Tuesday night, after Mr. E and I returned from dinner, I set up my camera and my trusty tripod on the hotel’s fifth-floor indoor walkway, which is merely one of an evenly-spaced stack of narrow balconies surrounding the covered courtyard.
At dusk, the huge skylight transforms the eight-story atrium into a softbox from nature photographers’ dreams. Massive philodendrons drape the railings.
I took a few pictures before a svelte 40-something man walked past and said, “You aren’t getting any pictures of that guy down there with his girlfriend, are you?” He chuckled.
“No, no, it’s all wide open. No faces in these pictures,” I said.
I captured another image and then rode the elevator to the eighth floor. I planned to take some shots that would induce vertigo. By the time I snapped the first one, a hotel security guard arrived.

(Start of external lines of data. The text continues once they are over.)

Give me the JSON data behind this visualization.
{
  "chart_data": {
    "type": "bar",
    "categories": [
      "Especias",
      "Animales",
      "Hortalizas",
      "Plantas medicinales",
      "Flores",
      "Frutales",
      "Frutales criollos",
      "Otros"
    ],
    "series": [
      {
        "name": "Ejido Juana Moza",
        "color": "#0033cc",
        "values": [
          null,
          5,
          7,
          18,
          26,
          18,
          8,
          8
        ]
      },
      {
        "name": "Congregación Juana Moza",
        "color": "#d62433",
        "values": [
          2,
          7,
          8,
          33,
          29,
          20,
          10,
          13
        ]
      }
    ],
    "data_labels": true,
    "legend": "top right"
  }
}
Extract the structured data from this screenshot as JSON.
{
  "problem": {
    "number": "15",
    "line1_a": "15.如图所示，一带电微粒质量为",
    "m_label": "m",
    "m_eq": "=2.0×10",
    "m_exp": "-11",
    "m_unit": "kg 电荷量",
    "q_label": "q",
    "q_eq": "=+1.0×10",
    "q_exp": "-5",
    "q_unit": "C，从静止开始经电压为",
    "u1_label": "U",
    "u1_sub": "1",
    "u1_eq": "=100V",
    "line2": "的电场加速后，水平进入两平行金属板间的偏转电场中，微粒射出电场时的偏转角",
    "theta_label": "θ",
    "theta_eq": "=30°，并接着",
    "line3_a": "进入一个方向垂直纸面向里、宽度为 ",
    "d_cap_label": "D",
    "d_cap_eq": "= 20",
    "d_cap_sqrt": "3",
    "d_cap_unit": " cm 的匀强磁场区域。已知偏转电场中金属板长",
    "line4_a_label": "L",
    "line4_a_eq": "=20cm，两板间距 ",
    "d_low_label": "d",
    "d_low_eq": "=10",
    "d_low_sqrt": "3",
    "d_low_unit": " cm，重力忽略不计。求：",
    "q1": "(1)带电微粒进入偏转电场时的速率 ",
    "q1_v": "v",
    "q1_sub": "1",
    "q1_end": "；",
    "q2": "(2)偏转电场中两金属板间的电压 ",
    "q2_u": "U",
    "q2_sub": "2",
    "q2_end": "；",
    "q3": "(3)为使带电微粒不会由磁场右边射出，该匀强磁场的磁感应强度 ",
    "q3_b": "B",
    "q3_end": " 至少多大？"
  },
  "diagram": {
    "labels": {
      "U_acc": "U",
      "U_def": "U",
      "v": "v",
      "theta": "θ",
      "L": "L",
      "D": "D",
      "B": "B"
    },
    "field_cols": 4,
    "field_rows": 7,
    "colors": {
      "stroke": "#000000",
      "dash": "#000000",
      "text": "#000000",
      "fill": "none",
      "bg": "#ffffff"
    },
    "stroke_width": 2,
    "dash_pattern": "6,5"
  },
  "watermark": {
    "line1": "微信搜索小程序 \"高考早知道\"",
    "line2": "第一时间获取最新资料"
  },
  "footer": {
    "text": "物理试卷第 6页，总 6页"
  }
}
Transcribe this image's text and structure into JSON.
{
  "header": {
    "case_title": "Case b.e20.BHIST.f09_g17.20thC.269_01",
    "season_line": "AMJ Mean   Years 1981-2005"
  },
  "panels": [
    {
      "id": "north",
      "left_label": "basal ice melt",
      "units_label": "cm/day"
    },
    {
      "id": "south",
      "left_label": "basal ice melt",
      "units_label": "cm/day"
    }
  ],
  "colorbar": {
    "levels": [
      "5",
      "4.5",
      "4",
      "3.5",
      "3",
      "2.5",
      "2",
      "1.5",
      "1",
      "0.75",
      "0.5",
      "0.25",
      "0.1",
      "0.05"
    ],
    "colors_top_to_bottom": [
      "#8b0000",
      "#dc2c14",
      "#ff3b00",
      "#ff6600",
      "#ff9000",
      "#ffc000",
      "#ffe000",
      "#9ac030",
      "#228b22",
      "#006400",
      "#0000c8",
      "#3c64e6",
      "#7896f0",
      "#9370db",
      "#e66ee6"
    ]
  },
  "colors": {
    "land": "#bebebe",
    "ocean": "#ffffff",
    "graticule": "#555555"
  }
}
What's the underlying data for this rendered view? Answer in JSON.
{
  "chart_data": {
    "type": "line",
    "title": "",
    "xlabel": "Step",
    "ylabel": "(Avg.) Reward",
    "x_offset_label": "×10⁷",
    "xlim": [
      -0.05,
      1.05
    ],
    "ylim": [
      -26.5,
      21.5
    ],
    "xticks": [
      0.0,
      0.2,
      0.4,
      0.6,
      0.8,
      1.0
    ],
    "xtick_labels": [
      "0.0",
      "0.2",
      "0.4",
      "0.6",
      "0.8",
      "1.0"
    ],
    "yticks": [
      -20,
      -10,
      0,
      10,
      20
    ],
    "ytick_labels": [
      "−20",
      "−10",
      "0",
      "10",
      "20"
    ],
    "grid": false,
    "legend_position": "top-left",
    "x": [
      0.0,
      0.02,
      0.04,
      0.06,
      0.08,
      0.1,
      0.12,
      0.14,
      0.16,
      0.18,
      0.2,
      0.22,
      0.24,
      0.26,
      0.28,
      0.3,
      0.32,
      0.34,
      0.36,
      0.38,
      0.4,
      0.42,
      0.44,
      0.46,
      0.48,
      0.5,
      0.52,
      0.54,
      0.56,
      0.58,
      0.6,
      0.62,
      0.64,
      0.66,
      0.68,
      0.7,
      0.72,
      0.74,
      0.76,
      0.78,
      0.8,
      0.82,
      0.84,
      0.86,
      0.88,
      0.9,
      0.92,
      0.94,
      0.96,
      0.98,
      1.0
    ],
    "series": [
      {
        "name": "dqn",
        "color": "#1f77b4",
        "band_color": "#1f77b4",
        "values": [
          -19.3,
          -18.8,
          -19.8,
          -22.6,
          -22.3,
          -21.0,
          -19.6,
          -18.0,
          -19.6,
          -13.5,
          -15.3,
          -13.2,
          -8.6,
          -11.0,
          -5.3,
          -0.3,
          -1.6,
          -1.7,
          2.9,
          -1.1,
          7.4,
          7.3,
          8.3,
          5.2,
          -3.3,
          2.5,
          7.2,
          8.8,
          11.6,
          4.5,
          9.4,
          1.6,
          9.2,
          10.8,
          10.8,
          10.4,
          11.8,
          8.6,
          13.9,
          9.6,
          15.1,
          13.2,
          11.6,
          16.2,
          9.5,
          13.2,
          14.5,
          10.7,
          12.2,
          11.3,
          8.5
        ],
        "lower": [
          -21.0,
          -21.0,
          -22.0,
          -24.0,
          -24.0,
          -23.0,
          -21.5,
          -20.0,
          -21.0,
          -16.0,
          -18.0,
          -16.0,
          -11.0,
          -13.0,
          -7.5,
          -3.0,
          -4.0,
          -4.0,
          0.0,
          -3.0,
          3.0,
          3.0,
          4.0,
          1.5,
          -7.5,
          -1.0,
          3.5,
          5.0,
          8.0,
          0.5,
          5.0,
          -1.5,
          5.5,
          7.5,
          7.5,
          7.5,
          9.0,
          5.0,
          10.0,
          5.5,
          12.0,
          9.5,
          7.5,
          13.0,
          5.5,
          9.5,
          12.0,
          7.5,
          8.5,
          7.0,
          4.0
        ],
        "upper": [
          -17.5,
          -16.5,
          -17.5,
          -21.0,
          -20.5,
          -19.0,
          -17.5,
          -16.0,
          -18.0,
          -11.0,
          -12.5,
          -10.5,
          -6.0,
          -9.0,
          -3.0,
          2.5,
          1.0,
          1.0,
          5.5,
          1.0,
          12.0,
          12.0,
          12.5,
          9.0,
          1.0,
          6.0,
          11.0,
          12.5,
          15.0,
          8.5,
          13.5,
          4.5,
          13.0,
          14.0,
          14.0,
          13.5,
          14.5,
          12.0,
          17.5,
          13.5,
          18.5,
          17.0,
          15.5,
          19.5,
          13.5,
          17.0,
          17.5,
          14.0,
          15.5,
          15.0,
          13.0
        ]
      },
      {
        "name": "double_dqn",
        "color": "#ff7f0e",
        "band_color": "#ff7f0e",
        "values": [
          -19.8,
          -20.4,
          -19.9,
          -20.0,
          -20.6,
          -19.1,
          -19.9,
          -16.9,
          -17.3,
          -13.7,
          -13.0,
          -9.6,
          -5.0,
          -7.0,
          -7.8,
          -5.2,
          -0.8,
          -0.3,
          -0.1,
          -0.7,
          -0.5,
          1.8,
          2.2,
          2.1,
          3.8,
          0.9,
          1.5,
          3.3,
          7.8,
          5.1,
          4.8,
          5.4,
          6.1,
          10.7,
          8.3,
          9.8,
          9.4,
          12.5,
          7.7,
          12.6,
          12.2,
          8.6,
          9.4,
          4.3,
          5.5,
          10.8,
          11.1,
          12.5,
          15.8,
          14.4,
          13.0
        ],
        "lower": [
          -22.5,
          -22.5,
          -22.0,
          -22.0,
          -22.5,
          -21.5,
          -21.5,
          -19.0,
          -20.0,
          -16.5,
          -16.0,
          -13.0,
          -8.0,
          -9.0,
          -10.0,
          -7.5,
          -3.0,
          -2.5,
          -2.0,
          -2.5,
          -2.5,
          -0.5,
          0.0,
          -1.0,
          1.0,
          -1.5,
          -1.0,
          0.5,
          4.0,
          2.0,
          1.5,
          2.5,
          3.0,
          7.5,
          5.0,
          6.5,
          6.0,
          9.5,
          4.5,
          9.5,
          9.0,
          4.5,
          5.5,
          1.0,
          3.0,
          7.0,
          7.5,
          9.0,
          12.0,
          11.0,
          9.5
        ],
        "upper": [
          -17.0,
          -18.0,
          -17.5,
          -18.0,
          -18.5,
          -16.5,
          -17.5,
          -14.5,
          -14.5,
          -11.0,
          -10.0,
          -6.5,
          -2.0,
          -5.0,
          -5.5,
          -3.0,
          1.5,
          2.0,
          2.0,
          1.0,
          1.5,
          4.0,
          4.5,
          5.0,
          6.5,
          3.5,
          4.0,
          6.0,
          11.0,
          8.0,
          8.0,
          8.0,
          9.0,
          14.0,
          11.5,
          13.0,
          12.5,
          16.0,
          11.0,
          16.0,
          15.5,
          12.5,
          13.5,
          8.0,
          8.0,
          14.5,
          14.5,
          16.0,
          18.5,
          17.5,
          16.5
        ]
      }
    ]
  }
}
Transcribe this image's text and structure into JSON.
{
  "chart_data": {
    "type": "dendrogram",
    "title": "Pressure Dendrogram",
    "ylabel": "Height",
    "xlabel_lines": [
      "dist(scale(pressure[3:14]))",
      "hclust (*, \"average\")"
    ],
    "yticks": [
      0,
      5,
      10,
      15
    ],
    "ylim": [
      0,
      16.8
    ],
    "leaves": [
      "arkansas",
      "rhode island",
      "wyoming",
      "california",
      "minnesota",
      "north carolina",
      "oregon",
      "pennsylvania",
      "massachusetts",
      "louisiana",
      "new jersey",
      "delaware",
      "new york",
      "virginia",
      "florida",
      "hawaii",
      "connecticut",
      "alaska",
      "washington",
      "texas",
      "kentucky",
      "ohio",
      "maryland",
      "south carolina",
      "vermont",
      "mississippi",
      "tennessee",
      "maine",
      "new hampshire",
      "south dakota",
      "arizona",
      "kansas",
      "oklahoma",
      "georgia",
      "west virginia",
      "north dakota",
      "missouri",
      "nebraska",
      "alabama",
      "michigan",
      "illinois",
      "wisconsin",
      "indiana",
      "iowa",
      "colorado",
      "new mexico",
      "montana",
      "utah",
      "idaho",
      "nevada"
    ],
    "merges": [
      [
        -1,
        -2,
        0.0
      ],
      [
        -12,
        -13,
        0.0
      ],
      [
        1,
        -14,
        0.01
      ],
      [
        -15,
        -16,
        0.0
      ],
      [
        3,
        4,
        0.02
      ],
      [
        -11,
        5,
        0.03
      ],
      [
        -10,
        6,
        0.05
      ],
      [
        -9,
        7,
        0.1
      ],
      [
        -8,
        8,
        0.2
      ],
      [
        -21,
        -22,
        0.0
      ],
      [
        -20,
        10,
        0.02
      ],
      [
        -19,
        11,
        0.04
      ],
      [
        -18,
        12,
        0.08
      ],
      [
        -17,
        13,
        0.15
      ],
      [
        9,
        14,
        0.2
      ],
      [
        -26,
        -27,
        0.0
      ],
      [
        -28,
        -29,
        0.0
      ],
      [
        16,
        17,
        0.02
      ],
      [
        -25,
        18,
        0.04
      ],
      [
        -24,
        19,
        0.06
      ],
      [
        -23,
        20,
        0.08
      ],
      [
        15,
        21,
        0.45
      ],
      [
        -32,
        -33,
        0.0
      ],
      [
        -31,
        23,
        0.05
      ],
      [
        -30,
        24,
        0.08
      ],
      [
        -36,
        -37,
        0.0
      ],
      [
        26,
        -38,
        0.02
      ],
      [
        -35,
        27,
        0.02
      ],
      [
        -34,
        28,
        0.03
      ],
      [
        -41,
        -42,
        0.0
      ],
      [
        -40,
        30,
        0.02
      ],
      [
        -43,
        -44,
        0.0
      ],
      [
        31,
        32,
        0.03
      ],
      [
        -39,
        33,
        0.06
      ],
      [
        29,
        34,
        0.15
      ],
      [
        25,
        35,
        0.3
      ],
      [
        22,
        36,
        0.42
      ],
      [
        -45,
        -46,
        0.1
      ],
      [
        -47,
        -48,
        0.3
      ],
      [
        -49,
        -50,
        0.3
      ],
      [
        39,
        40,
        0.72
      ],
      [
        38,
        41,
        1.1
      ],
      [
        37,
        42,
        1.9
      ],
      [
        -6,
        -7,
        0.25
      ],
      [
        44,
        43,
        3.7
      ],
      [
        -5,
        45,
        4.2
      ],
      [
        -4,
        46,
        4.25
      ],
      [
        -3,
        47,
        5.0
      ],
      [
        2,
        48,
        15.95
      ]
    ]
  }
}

“Sir, the front desk has requested that you stop taking pictures.”
“They have?” I asked.
“I’m not getting anybody’s face. Do you know why they want me to stop?”
“No, sir. They just asked me to come tell you.”
“Okay, I’ll wrap it up.” He didn’t request I hand over my memory card, so I headed back to my room only slightly irritated instead of downright miffed.
I can count on one hand the number of times that a law enforcement officer or any authority figure has asked me to stop doing something.
Wednesday night, I took my camera outside the hotel. I wanted to try a new piece of software that combines pictures of the same scene, taken at various exposures, to form a picture that more closely simulates what the photographer saw. The human eye is much more sensitive to light than film or digital sensors, so a photo typically shows much sharper gradients between light and dark.
Photomatix and other image processing programs try to remedy that. The first picture above, I exposed for the sky. Then I metered for the trees. The resulting amalgam was generated by the freeware Photomatix Basic. The Pro version’s trial never times out, but it places watermarks on each image it tweaks. I’m anxious to use it on scenes that always have plagued me — particularly sunsets and mountains.
I miss my family. Ben has talked to me each day I’ve been gone. He peed in the toilet twice Tuesday, before and after his bath, but after that first day of pooping in the potty, he returned to loading up his diaper. I am glad for Shannon that he seems to be outgrowing the “terrible two’s.” Although he still has his spells, he does not test our patience as much lately. He’s become a little lazy lately, as he no longer tests our patients at all.
Canada looks like a no-go. Several employees of our Troy office told me that I should not leave the USA without my driver’s license and my birth certificate. Maybe next time I’m within 30 miles of the border, I’ll cross it. On that trip, the pilot will have to watch out for the pigs.
What have they done with the fat people? I went to Target, Best Buy and Radio Shack here in Troy, where I noticed a distinct lack of obesity. Ah, Dallas. I’ve grown accustomed to your girth.